The Texas Commission on Environmental Quality (TCEQ) released a report on the carcinogenic potential of ethylene oxide (EtO) in humans earlier this year, challenging previous conclusions by finding no increased risk of cancer from exposure to EtO.
EtO has been safely used for a century and has been studied and monitored regularly since the 1920s. It is a chemical with many industrial applications, including use in the sterilization of personal protective equipment (PPE) and other medical equipment. Up to 20 billion medical devices each year utilize EtO worldwide, and approximately 50% of medical supplies in the United States are sterilized by ethylene oxide annually, giving EtO a crucial role in keeping medical facilities and personnel safe during the Covid-19 pandemic by ensuring that front line workers are protected from further spread of the virus.
A 2016 study conducted by the United States Environmental Protection Agency (USEPA) concluded that EtO increases the risk of certain types of cancers in humans exposed to high doses of the chemical.
However, the TCEQ study issued a strong rebuttal to those findings, stating that, “Concerns about the carcinogenic risk posed by EtO do not stem from EtO’s carcinogenic potency, but rather USEPA’s scientifically-flawed assessment of it.” Additionally, they could not simply “get on board” with the EPA study results after conducting their own study, because the state agency used new data that had become available after 2016 and expressed concerns about the “dire consequences” that could result from a ban on the use of EtO.
The major difference between the two studies is that TCEQ chose a standard dose-response model (Cox proportional hazards model) supported by the mode of action by which EtO may cause cancer as well as other important considerations, while USEPA chose an unconventional, overall supra-linear model for which they acknowledge there is no mode of action support.
Both studies used the same sample population of 17,000 people. However, the TCEQ contends that it has demonstrated its dose-response assessment to accurately predict the actual number of lymphoid cancers that occurred in the key study population, while USEPA’s model is demonstrated to be statistically significantly over-predictive of the cancers that occurred in that population.
Both TCEQ and USEPA agree that EtO has not been conclusively demonstrated to cause cancer in people. In workers exposed to concentrations millions of times higher than the general public, some studies show an association with increased cancer risk while others do not. And, while some animals exposed to even higher EtO concentrations developed certain cancers, these data are of highly questionable relevance to humans.
Moreover, the TCEQ states that its dose-response assessment considers new data and analyses—not just a different methodology: “The scientific weight of evidence clearly indicates that TCEQ’s assessment conducted using the standard Cox proportional hazards model results in more reliable and reasonable estimates of excess risk than USEPA’s unconventional, overall supra-linear two-piece spline model.”
Set aside for a moment the impact that scientific studies may have on litigation that may result from exposure to EtO— litigation that could generate huge awards for tort attorneys while decimating EtO manufacturers and the thousands of workers that rely on those facilities to feed their families.

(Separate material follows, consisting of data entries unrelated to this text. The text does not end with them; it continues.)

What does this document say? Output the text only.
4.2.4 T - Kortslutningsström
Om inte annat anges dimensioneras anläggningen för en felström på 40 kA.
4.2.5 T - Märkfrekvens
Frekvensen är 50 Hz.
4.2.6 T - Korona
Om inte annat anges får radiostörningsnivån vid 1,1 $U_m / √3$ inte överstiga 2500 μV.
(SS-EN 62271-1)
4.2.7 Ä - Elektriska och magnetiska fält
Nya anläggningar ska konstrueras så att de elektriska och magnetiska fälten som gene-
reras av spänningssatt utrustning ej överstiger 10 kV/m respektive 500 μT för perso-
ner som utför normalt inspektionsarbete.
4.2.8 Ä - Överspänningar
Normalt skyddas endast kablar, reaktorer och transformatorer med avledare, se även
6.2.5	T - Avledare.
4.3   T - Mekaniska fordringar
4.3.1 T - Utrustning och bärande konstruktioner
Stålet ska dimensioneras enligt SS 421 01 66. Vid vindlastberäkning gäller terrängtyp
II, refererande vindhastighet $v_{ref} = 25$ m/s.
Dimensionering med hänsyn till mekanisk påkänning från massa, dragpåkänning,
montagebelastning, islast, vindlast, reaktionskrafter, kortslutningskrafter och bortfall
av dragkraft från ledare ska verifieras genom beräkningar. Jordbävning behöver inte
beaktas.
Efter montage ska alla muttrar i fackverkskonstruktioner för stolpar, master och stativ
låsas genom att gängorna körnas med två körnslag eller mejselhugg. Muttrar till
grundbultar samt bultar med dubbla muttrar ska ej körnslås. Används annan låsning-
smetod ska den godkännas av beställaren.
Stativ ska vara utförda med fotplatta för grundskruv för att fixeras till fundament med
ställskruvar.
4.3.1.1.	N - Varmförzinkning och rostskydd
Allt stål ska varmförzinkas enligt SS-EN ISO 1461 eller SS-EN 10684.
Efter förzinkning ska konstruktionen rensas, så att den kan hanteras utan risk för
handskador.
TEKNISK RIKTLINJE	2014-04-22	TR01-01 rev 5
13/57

The results of these studies impact the decisions that are being made by public policymakers today, and if those decisions are based on incomplete, inaccurate, or incorrect scientific studies, the “dire consequences” pointed out by TCEQ officials would be felt immediately.
The EPA study has triggered some policymakers to call for EtO sterilization facility closures. Without adequate availability of EtO sterilization, the FDA anticipates a national shortage of critical PPE supplies and medical devices.
Bottom line: The TCEQ study affirms the safe and well-regulated use of EtO, which is critical to our health care system and to the continued availability of safe, effective, and high-quality medical devices. Consequences from the closure of facilities will be difficult to reverse, and ultimately could result in years of spot or nationwide shortages of critical medical devices which could compromise patient care. Finally, the study also affirms the need for thorough ongoing research that utilizes appropriate methodologies and takes into account new data in order to produce the most accurate results the people can trust, and policymakers can use.